Showing posts with label Mary. Show all posts
Showing posts with label Mary. Show all posts

Wednesday, 15 December 2010

Jesus Emmanuel

Matthew 1:18-25

The word genesis has strong overtones for us as people of faith. It takes us back to the beginning – when the Word of God spoke and the Spirit hovered over the waters and something was created out of nothing – a world, teeming with life and beauty, at the heart of which was ‘man and woman’ made in God’s image.

The connotation of this wondrous mystery of creation and life is captured in the word genealogy. For anyone who has witnessed a birth or seen or held a new born baby will have shared that sense of wonder of the creation of a new life: tiny hands closing around an adult’s finger, wispy hair like strands of silk, utter dependency, living and breathing; a baby replete with the aroma of complete newness. The rhythm of one generation to the next heard in the tiny cries of new born life. Genealogy is the genesis of one generation to the next, created and blessed by God.

But now Matthew asserts there is something else arising in the midst of this rhythm of the generations: the genesis, the birth, of Jesus which took place in this way. An angel appeared to Joseph in a dream to announce the news that his betrothed Mary was with child, even though they had not had marital relations. This is something different again, something new: a new beginning, another genesis! The event of the virgin birth stands outside our common understanding of human reproductive processes and the generation of life from parents to child.

What occurs in Mary’s empty womb is a distinctively new creative act of God, through which God is coming to be with us, to live with us and to save us. This new reality of God’s relationship with the creation is reflected in the naming of this unborn child as ‘Jesus’ and ‘Emmanuel’.

Monday, 13 December 2010

My Soul Magnifies the Lord

When Mary meets with her cousin Elizabeth in Luke's gospel and Elizabeth names her as being blessed May breaks into song praising God and give thanks for God's promises, "My soul magnifies the Lord".
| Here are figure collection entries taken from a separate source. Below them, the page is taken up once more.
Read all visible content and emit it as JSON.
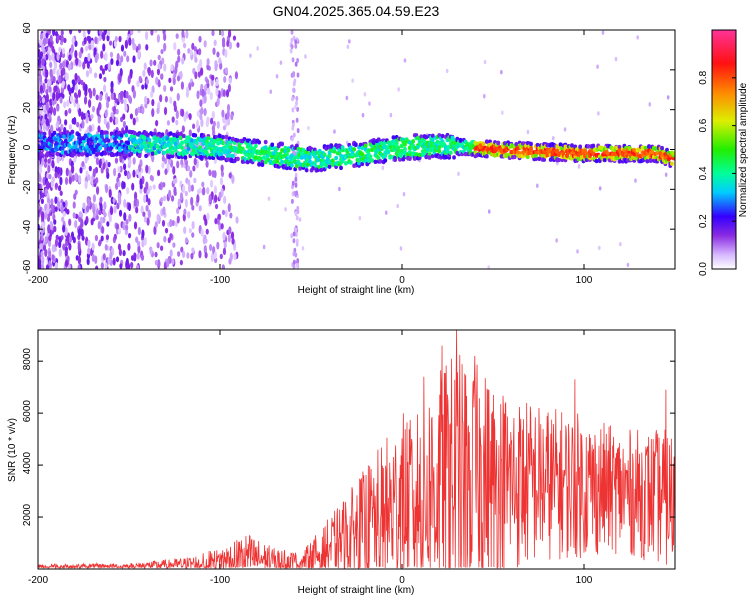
{
  "title": "GN04.2025.365.04.59.E23",
  "chart_data": [
    {
      "type": "heatmap",
      "name": "spectrogram",
      "xlabel": "Height of straight line (km)",
      "ylabel": "Frequency (Hz)",
      "xlim": [
        -200,
        150
      ],
      "ylim": [
        -60,
        60
      ],
      "xticks": [
        -200,
        -100,
        0,
        100
      ],
      "xtick_labels": [
        "-200",
        "-100",
        "0",
        "100"
      ],
      "yticks": [
        -60,
        -40,
        -20,
        0,
        20,
        40,
        60
      ],
      "ytick_labels": [
        "-60",
        "-40",
        "-20",
        "0",
        "20",
        "40",
        "60"
      ],
      "colorbar": {
        "label": "Normalized spectral amplitude",
        "range": [
          0,
          1
        ],
        "ticks": [
          0.0,
          0.2,
          0.4,
          0.6,
          0.8
        ],
        "tick_labels": [
          "0.0",
          "0.2",
          "0.4",
          "0.6",
          "0.8"
        ]
      },
      "ridge_center_hz": [
        {
          "x": -200,
          "f": 3
        },
        {
          "x": -150,
          "f": 3
        },
        {
          "x": -100,
          "f": 1
        },
        {
          "x": -50,
          "f": -5
        },
        {
          "x": -20,
          "f": -2
        },
        {
          "x": 0,
          "f": 1
        },
        {
          "x": 20,
          "f": 2
        },
        {
          "x": 50,
          "f": 0
        },
        {
          "x": 100,
          "f": -2
        },
        {
          "x": 140,
          "f": -2
        },
        {
          "x": 150,
          "f": -5
        }
      ]
    },
    {
      "type": "line",
      "name": "snr",
      "xlabel": "Height of straight line (km)",
      "ylabel": "SNR (10 * v/v)",
      "xlim": [
        -200,
        150
      ],
      "ylim": [
        0,
        9200
      ],
      "xticks": [
        -200,
        -100,
        0,
        100
      ],
      "xtick_labels": [
        "-200",
        "-100",
        "0",
        "100"
      ],
      "yticks": [
        2000,
        4000,
        6000,
        8000
      ],
      "ytick_labels": [
        "2000",
        "4000",
        "6000",
        "8000"
      ],
      "color": "#ee3333",
      "envelope": [
        {
          "x": -200,
          "base": 80,
          "amp": 120
        },
        {
          "x": -150,
          "base": 100,
          "amp": 120
        },
        {
          "x": -120,
          "base": 180,
          "amp": 250
        },
        {
          "x": -100,
          "base": 300,
          "amp": 500
        },
        {
          "x": -85,
          "base": 500,
          "amp": 900
        },
        {
          "x": -70,
          "base": 300,
          "amp": 500
        },
        {
          "x": -55,
          "base": 250,
          "amp": 400
        },
        {
          "x": -40,
          "base": 800,
          "amp": 1200
        },
        {
          "x": -25,
          "base": 1400,
          "amp": 2000
        },
        {
          "x": -10,
          "base": 2000,
          "amp": 3000
        },
        {
          "x": 0,
          "base": 2500,
          "amp": 3500
        },
        {
          "x": 15,
          "base": 3000,
          "amp": 4200
        },
        {
          "x": 30,
          "base": 3500,
          "amp": 5000
        },
        {
          "x": 45,
          "base": 3500,
          "amp": 4200
        },
        {
          "x": 60,
          "base": 3300,
          "amp": 3500
        },
        {
          "x": 80,
          "base": 3300,
          "amp": 3000
        },
        {
          "x": 100,
          "base": 3200,
          "amp": 2800
        },
        {
          "x": 120,
          "base": 3000,
          "amp": 2400
        },
        {
          "x": 140,
          "base": 2800,
          "amp": 2600
        },
        {
          "x": 150,
          "base": 2600,
          "amp": 2800
        }
      ],
      "peaks": [
        {
          "x": 30,
          "y": 9200
        },
        {
          "x": 22,
          "y": 8600
        },
        {
          "x": 40,
          "y": 8200
        },
        {
          "x": 95,
          "y": 7300
        },
        {
          "x": 145,
          "y": 6900
        },
        {
          "x": 12,
          "y": 7400
        }
      ]
    }
  ]
}
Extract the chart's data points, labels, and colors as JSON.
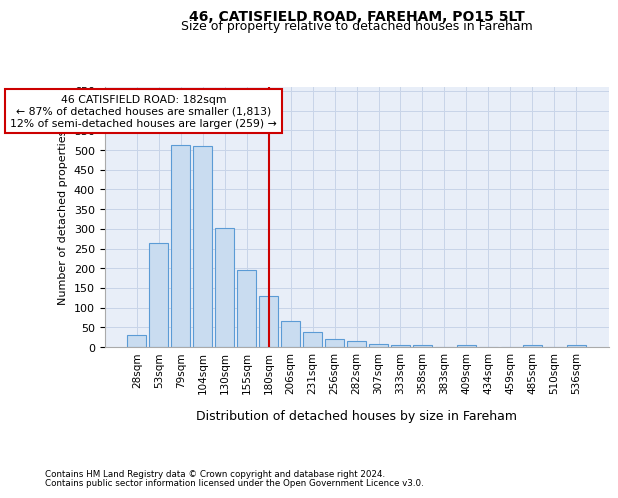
{
  "title_line1": "46, CATISFIELD ROAD, FAREHAM, PO15 5LT",
  "title_line2": "Size of property relative to detached houses in Fareham",
  "xlabel": "Distribution of detached houses by size in Fareham",
  "ylabel": "Number of detached properties",
  "footer_line1": "Contains HM Land Registry data © Crown copyright and database right 2024.",
  "footer_line2": "Contains public sector information licensed under the Open Government Licence v3.0.",
  "annotation_line1": "46 CATISFIELD ROAD: 182sqm",
  "annotation_line2": "← 87% of detached houses are smaller (1,813)",
  "annotation_line3": "12% of semi-detached houses are larger (259) →",
  "categories": [
    "28sqm",
    "53sqm",
    "79sqm",
    "104sqm",
    "130sqm",
    "155sqm",
    "180sqm",
    "206sqm",
    "231sqm",
    "256sqm",
    "282sqm",
    "307sqm",
    "333sqm",
    "358sqm",
    "383sqm",
    "409sqm",
    "434sqm",
    "459sqm",
    "485sqm",
    "510sqm",
    "536sqm"
  ],
  "values": [
    30,
    263,
    513,
    510,
    302,
    196,
    130,
    65,
    38,
    21,
    14,
    8,
    4,
    4,
    0,
    4,
    0,
    0,
    4,
    0,
    4
  ],
  "bar_color": "#c9dcf0",
  "bar_edge_color": "#5b9bd5",
  "red_line_color": "#cc0000",
  "annotation_box_edge": "#cc0000",
  "grid_color": "#c8d4e8",
  "ax_bg_color": "#e8eef8",
  "ylim": [
    0,
    660
  ],
  "yticks": [
    0,
    50,
    100,
    150,
    200,
    250,
    300,
    350,
    400,
    450,
    500,
    550,
    600,
    650
  ],
  "property_line_index": 6
}
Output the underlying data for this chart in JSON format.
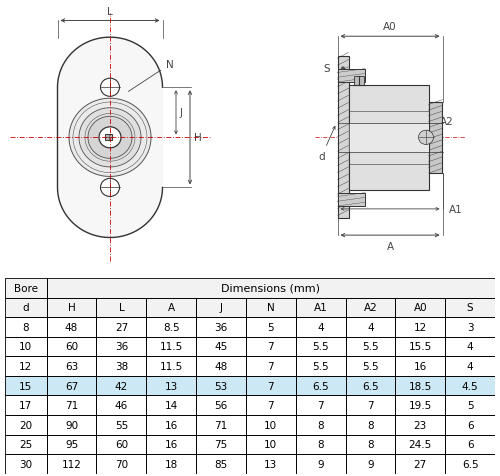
{
  "bore_header": "Bore",
  "dim_header": "Dimensions (mm)",
  "col_headers": [
    "d",
    "H",
    "L",
    "A",
    "J",
    "N",
    "A1",
    "A2",
    "A0",
    "S"
  ],
  "rows": [
    [
      "8",
      "48",
      "27",
      "8.5",
      "36",
      "5",
      "4",
      "4",
      "12",
      "3"
    ],
    [
      "10",
      "60",
      "36",
      "11.5",
      "45",
      "7",
      "5.5",
      "5.5",
      "15.5",
      "4"
    ],
    [
      "12",
      "63",
      "38",
      "11.5",
      "48",
      "7",
      "5.5",
      "5.5",
      "16",
      "4"
    ],
    [
      "15",
      "67",
      "42",
      "13",
      "53",
      "7",
      "6.5",
      "6.5",
      "18.5",
      "4.5"
    ],
    [
      "17",
      "71",
      "46",
      "14",
      "56",
      "7",
      "7",
      "7",
      "19.5",
      "5"
    ],
    [
      "20",
      "90",
      "55",
      "16",
      "71",
      "10",
      "8",
      "8",
      "23",
      "6"
    ],
    [
      "25",
      "95",
      "60",
      "16",
      "75",
      "10",
      "8",
      "8",
      "24.5",
      "6"
    ],
    [
      "30",
      "112",
      "70",
      "18",
      "85",
      "13",
      "9",
      "9",
      "27",
      "6.5"
    ]
  ],
  "highlight_row": 3,
  "bg_color": "#ffffff",
  "table_border_color": "#000000",
  "highlight_color": "#cce8f4",
  "text_color": "#000000"
}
Here is an example of the movement of grace and faith that we might all reflect on as we approach the celebration of Jesus' birth.

God acts in love and mercy and Mary responds.
God acts in love and mercy and we respond.

Far too often we reverse this movement thinking that it is we who must act for God to respond to us with love but the Scriptures continual describe the movement of God to us in grace. God creates, God chooses, God saves, God redeems, God loves! It is this knowledge that inspires Mary's song and the zenith of God's actions of grace occurring within her very womb.

Ultimately it is God's movement towards us and for us in Jesus that opens the possibilities of life in all its fullness, eternity life!

As people living life in God's time, living eternity life now, we like Mary are called to share in her response. To magnify Lord as an expression of thankfulness for what God has already done in and is doing through Jesus' own life, death, resurrection and ascension.

What does it mean to share Mary's song, to proclaim "My soul magnifies the Lord" in how we live? For each of us our expression of magnifying the Lord may be different, for God has given us different gifts and contexts:

Maybe it means a commitment to attending the public worship of God, not jut when it is convenient but every week. Maybe it means sharing in Jesus concern for the poor, the prisoner, the hungry and the oppressed. Maybe it means engaging in challenging the powers and authorities which deceive and seduce us.

For me Mary's joyous song echoes the Westminster Catechism

Q. 1. What is the chief end of man (people)?

A. Man's (Humanity's) chief end is to glorify God, and to enjoy him for ever.

For in giving glory to God, offering thanksgiving, magnifying the Lord do we not also discover the joy of God in our own life?